Che significato ha tutto ciò? Da un lato, ciò dimostra che, come già sottolineato in modo incisivo da Galileo, per decifrare il grande libro della natura, la scienza utilizza un linguaggio matematico: in particolare vengono citate le funzioni di calcolo computabili, in cui una variabile dipende sempre da un’altra variabile (e occasionalmente dal tempo), dalle quali il suo valore iniziale può essere calcolato, analiticamente o tramite metodi numerici al processore.
Dall’altro lato, si lega strettamente la complessità del mondo fisico all’ipotesi che, tramite la matematica, si possano rappresentare in modo assolutamente sintetico ed economico le relazioni che intercorrono tra le diverse variabili presenti in esso. In questo modo, se abbiamo prove osservative relative a una “coppia di variabili” in un determinato sistema, sistema ordinato, una volta ricondotte a una legge fisica generale che le lega matematicamente, abbiamo un modo sintetico ed “economico”, quindi non eccessivamente strutturato, per descrivere la loro relazione e il loro legame.

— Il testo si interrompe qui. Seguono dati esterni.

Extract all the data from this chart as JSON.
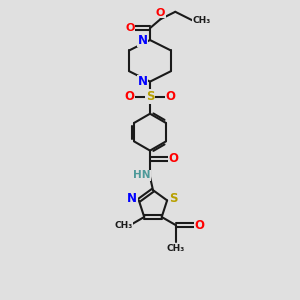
{
  "bg_color": "#e0e0e0",
  "bond_color": "#1a1a1a",
  "N_color": "#0000ff",
  "O_color": "#ff0000",
  "S_color": "#b8a000",
  "H_color": "#4d9999",
  "lw": 1.5,
  "figsize": [
    3.0,
    3.0
  ],
  "dpi": 100,
  "xlim": [
    2.0,
    8.0
  ],
  "ylim": [
    0.3,
    10.3
  ]
}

Quindi, ciò dovrebbe consentirci di “prevedere” il valore di una di esse (variabili) a partire dal valore dell’altra in gioco: anche da valori che non si manifestano o non sono presenti nel sistema.
Ciò che è stato citato in modo rudimentale è un chiaro esempio di comprensibilità algoritmica. Pertanto, la teoria di qualsiasi processo o fenomeno fisico (tramite soluzioni – equazioni – diagnostiche evolutive) fornisce proprio questa comprensione, piena, algoritmica. Al contrario, in un sistema “algoritmicamente” non comprensibile, i fenomeni appaiono casuali e le relative proprietà possono essere descritte solo da una lunga lista di sequenze riguardanti i fenomeni osservati.
Tuttavia, è importante sottolineare come nel concetto estremo di casualità sia sempre fondamentale cercare ed osservare leggi fisiche appartenenti a un sistema in evoluzione nel tempo, tanto da risultare il punto “focale” di ogni osservazione scientifica di qualsiasi fenomeno o processo.
Tuttavia, in questo contesto, va citata l’esistenza di leggi di bilanciamento (dette anche di coesistenza); quando più di due variabili sono presenti in una procedura matematica che riconduce i loro valori incisivi allo stesso segmento temporale.
Potremmo anche andare oltre l’analisi (legge di Boyle) che ci porterebbe a un’interpretazione molto complessa del concetto di determinismo. Per il momento, credo sia necessario riflettere su questo e soffermarci, eventualmente, su un’altra “propensione epistemologica”, riguardante gli scienziati nel loro sforzo “educato” rivolto allo studio del mondo fisico. Propensione da cui non sono esenti gli studiosi della scienza del meteo e del clima.